So with only mediocre success with my 2014 resolutions, I am hesitantly deciding on some new ones for the coming year. I want to make these new resolutions both challenging and realistic at the same thing. I know that I do better when I have things to work toward, whether I actually achieve them all or not. Sometimes the success is in the pushing of oneself. This year I’m going to call them “goals” rather than “resolutions”, which is kind of bullshit, really, since we all know that they’re the same damn thing. In any case, that’s what I’m doing, bullshit or not.
So. Here we go.
1. Run at least 2000 km. Last year I ran almost 2300, so shooting for 2000 again in 2015 is doable, I think. Hopefully I’ll bust this goal wide open. I’ve realized that it’s good for me to have a tangible running goal; it helps me push myself in this area.
2. Finish organizing the basement. Our basement storage area is also known affectionately in our family as “The Pit of Despair”. No further explanation required, really. It’s time to finally get that dump whipped into shape, once and for all.
3. Spend more time with friends.
I failed in making friendships a priority in 2014, but I don’t intend to make the same mistake this year. My friends mean way too much to me to allow that to happen. I spent way too much time last year just allowing life to pass me by, and I feel like that attitude has done damage in more than one area of my life. I can’t allow this to continue.
4. More yoga. More yoga. More yoga.
Same as last year, I’m going to aim to do more yoga in 2015. Here’s the thing — I enjoy doing it, I know that it’s good for me, so why am I struggling with this one?
5. Try meditation.
Again — same as last year. In fact, this has been a goal of mine for the past few years. So why the resistance? Good question, kids. But I plan on pushing past this resistance to give this an honest try. In keeping with this meditation goal I also want to focus on being more present in 2015. Too often I allow distractions in life to pull me away from the truly important things. I don’t want this to continue.
6. Keep on track with our financial goals.
CBG and I made a big effort to get our finances on track at the end of 2014. We even started a joint blog project together to help with accountability and keeping ourselves on track. The great news is that it’s all working! We stayed on track financially over the holidays and are gradually paying down our debt while simultaneously building up our savings. This is one of my resolutions this year that excites me and makes me look forward to the coming months.
7. Read 14 books.
When I went back and looked over the list of books I’d read in 2014, I realized that I actually did reach my goal of reading 12 books over the course of the year (there were a few I’d forgotten about!).
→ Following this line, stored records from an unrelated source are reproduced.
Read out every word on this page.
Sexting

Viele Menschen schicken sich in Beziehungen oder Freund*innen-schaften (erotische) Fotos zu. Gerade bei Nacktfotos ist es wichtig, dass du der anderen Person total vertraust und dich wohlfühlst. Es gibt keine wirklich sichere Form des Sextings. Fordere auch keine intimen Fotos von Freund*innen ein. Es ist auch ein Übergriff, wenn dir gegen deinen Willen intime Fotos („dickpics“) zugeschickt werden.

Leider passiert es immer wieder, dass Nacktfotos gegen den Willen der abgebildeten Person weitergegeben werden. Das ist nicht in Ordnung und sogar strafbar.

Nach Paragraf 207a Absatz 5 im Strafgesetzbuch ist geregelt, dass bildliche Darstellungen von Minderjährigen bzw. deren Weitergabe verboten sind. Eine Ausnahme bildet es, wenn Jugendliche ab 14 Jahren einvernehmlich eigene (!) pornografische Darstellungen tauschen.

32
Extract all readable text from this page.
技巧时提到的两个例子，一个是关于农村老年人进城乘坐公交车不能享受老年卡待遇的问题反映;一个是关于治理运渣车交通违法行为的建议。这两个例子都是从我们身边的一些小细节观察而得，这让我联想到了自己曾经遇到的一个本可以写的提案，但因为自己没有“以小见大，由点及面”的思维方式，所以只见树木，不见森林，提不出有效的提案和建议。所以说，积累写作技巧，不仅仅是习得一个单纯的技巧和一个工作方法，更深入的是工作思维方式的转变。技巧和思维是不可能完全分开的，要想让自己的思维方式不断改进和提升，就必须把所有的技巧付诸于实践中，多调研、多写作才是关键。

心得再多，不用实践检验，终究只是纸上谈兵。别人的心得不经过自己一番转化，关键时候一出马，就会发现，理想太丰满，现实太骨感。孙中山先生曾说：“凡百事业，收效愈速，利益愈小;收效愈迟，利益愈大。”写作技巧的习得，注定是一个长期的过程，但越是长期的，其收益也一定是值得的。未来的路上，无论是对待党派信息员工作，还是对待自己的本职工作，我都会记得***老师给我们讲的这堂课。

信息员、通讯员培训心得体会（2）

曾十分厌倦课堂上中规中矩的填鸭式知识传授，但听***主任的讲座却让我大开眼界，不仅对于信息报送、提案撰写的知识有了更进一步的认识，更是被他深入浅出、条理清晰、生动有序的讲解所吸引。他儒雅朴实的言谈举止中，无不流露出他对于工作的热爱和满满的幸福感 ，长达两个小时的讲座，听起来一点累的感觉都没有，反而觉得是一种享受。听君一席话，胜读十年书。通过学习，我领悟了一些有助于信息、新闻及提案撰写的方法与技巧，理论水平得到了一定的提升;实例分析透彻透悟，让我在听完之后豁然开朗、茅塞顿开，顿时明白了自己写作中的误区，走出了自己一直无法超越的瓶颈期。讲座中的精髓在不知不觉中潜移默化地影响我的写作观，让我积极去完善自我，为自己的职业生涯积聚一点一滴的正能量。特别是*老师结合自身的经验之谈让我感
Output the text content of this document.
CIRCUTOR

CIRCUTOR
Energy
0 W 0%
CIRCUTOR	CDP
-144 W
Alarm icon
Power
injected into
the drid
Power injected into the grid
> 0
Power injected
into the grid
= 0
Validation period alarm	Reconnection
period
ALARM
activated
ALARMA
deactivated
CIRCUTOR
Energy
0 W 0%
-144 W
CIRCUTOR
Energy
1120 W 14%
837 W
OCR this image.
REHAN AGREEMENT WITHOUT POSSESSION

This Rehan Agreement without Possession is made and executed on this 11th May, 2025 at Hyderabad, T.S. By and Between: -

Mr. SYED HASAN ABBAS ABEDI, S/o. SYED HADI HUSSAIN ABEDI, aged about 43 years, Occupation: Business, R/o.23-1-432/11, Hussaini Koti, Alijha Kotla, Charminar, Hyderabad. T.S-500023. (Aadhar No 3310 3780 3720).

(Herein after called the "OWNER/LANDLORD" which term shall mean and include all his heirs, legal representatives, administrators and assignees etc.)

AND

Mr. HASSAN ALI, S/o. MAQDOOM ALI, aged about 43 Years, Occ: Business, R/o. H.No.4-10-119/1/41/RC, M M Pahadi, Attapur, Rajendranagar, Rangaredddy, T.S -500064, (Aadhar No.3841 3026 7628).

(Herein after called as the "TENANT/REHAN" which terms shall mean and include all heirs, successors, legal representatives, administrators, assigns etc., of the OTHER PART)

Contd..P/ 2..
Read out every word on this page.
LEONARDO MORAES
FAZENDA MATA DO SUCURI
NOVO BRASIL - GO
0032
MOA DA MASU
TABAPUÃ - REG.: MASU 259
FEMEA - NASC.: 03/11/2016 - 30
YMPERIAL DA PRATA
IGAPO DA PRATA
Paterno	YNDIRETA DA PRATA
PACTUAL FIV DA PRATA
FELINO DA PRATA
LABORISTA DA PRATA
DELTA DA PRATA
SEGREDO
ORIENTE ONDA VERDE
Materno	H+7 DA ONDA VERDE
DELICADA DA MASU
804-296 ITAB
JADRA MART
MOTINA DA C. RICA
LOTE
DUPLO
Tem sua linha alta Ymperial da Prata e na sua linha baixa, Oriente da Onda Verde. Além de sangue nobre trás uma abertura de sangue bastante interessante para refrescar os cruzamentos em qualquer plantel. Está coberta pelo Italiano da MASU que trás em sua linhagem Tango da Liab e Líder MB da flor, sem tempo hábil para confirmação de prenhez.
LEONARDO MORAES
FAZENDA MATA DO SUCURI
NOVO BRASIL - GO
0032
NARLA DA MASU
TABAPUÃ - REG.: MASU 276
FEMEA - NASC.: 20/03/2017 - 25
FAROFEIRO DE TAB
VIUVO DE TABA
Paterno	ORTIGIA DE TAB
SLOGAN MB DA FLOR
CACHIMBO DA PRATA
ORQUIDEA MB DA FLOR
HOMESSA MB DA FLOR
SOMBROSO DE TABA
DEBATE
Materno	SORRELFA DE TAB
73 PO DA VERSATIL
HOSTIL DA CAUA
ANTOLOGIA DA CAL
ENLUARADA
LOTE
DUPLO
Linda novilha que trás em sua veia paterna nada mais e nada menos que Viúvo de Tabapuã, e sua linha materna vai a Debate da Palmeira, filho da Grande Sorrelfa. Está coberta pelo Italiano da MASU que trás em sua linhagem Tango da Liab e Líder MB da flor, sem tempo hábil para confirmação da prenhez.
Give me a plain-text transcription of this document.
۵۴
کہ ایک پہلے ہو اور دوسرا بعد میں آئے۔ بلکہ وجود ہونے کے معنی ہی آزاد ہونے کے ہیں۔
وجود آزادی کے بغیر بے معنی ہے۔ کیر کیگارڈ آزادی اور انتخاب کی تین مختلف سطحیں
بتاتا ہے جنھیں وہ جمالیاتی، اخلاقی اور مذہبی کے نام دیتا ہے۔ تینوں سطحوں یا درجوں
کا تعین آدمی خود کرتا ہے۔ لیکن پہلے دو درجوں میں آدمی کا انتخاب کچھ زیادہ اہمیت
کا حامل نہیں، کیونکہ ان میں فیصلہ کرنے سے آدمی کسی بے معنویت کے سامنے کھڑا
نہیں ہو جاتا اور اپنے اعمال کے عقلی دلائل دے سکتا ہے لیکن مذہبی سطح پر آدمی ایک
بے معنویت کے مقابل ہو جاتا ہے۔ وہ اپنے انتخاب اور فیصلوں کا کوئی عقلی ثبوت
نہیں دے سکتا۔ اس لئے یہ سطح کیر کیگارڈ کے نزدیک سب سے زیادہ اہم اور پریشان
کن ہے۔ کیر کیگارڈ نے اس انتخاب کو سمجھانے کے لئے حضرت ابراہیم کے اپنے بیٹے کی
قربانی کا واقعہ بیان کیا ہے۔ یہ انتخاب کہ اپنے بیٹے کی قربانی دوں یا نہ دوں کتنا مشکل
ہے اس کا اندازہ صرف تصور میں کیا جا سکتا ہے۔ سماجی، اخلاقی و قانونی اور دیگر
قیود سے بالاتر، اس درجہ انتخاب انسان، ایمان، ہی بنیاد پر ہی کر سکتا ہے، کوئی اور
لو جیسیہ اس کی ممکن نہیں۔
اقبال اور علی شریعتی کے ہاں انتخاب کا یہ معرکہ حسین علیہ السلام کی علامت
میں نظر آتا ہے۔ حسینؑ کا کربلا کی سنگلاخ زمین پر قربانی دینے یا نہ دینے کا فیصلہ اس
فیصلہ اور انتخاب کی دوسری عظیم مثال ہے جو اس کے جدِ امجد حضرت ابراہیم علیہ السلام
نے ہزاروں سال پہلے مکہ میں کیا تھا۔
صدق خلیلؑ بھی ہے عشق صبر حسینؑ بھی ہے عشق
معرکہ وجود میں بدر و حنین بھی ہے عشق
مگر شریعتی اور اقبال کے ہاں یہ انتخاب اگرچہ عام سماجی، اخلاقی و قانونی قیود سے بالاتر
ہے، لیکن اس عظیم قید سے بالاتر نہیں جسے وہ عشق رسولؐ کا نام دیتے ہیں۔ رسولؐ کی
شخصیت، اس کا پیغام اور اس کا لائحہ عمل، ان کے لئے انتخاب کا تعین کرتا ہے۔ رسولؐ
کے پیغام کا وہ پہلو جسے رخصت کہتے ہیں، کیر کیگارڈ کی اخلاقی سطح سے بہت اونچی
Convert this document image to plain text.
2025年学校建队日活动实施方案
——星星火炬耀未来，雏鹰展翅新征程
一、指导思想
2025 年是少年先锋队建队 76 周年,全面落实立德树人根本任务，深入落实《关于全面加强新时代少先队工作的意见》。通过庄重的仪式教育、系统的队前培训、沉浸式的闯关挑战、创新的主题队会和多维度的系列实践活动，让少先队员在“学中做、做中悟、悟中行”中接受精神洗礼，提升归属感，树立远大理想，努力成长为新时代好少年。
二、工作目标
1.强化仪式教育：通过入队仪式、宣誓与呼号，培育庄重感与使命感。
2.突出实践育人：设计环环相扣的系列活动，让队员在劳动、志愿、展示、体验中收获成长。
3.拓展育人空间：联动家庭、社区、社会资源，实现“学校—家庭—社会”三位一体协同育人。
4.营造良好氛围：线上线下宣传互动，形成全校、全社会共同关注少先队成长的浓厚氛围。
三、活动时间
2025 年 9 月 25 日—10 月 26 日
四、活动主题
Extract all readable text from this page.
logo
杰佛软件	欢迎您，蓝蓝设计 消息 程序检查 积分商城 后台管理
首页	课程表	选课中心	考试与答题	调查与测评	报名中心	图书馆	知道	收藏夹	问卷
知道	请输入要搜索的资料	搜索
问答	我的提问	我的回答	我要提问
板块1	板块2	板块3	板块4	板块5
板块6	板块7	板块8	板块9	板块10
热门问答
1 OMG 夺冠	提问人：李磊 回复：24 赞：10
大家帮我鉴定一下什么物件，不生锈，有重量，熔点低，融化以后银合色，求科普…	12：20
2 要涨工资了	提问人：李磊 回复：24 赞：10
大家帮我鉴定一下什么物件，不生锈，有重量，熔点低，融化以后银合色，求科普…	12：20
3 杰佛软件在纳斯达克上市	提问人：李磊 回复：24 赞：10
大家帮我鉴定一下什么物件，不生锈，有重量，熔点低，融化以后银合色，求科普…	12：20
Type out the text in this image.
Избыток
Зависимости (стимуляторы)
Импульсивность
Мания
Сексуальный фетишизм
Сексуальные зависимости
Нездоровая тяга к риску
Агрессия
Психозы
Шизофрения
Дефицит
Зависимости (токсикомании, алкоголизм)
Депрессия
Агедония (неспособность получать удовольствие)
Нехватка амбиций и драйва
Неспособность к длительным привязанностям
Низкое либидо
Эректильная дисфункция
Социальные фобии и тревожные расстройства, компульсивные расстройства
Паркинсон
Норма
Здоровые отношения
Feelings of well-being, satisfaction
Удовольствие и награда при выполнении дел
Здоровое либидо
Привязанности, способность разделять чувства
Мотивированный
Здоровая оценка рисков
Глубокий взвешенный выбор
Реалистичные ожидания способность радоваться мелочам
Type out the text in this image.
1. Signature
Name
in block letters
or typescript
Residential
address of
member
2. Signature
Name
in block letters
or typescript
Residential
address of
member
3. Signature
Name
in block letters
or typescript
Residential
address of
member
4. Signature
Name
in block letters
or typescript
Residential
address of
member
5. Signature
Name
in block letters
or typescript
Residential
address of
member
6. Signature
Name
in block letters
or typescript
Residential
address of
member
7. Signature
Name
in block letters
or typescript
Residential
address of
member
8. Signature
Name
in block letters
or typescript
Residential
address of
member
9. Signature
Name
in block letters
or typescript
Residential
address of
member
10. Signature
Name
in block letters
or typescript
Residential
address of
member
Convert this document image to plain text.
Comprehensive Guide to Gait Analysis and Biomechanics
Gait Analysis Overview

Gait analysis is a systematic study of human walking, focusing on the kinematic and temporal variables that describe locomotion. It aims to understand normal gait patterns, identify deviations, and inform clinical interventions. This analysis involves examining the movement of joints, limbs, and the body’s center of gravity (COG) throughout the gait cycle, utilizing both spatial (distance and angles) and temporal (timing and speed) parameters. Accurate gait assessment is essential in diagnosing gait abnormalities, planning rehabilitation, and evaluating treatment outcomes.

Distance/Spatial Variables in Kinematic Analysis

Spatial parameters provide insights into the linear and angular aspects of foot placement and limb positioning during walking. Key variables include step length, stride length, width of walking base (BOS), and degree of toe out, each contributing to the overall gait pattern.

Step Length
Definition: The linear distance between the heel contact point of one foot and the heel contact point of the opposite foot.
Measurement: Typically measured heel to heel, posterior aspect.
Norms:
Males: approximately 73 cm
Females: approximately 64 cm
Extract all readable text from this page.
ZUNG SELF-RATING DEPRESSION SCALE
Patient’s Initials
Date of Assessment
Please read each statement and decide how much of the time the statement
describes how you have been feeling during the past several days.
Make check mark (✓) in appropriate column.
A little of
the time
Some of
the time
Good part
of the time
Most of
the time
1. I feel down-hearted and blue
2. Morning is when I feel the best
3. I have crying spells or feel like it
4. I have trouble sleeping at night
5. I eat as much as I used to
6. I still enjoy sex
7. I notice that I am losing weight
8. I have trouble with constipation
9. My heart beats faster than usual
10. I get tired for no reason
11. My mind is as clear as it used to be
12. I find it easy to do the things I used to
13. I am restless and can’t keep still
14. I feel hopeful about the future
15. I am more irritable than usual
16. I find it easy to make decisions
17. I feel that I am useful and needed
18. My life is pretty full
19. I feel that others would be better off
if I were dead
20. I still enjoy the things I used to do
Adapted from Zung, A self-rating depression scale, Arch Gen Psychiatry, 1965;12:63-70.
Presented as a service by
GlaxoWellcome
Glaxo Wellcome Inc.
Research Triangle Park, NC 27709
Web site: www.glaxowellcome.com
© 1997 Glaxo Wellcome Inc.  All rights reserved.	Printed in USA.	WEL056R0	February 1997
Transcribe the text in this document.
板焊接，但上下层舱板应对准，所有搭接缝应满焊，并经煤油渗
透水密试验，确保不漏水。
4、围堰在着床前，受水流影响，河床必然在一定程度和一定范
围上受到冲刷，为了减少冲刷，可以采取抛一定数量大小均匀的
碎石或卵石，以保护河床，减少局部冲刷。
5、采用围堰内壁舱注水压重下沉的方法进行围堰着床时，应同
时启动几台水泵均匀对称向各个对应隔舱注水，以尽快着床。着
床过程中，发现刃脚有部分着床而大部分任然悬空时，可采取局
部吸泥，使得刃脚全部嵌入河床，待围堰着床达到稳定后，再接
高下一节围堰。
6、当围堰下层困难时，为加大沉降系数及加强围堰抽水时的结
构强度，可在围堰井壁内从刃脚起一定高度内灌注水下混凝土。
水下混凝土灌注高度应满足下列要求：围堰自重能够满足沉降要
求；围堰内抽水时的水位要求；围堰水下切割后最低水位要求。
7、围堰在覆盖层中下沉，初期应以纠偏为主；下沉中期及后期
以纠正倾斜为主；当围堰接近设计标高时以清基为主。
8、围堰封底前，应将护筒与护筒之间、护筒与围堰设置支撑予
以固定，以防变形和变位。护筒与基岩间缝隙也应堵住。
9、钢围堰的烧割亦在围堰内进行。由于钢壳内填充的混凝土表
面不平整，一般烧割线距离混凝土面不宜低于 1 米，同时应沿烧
So…in 2014 my goal is to read at least 14…a small goal for some but for me, this is a lot, as setting aside time for myself in this way isn’t something I do often enough.
8. Improve upper body strength. Sure, these legs can run for miles, but I’ve got a bit of a t-rex thing going on, with a less-than-awesome upper body. This must change.
9. Pursue creativity. This is another one that is the same as last year, but one that I feel I need to pursue further in 2015. I dabbled a little bit in photography last year, and it was so good for me to have a creative outlet. I used to be so much more creative than I am now; it’s something that I haven’t been putting at the top of my list of priorities and I want that to change. I don’t expect to become any kind of great artist or photographer or anything, but for me, having a creative outlet is important, and that’s something I’ve allowed to fall by the wayside. No more of that in 2015.
10. Make my marriage a priority. If you’ve been reading along on this blog (and CBG’s, for that matter), you know that things haven’t been great with us these last few months. Not that we’re not getting along, but that there are other factors at play (namely CBG’s depression and my current struggle with Seasonal Affective Disorder) that are getting in way of us being as close as we need to be. I’ll be honest: it makes me worried. I’ve definitely been feeling the distance between the two of us and I know that if this continues, it will cause serious damage to our marriage. I want 2015 to be about making us a priority again.
So….that’s it. I’d like to say that I’m tackling 2015 with a lot of oomph and enthusiasm, but at the moment, I’m sad to say that I’m not. Hopefully this will change as the weeks go by. Fingers crossed.
Happy New Year, by the way! What goals/resolutions/plans do you have for the upcoming year?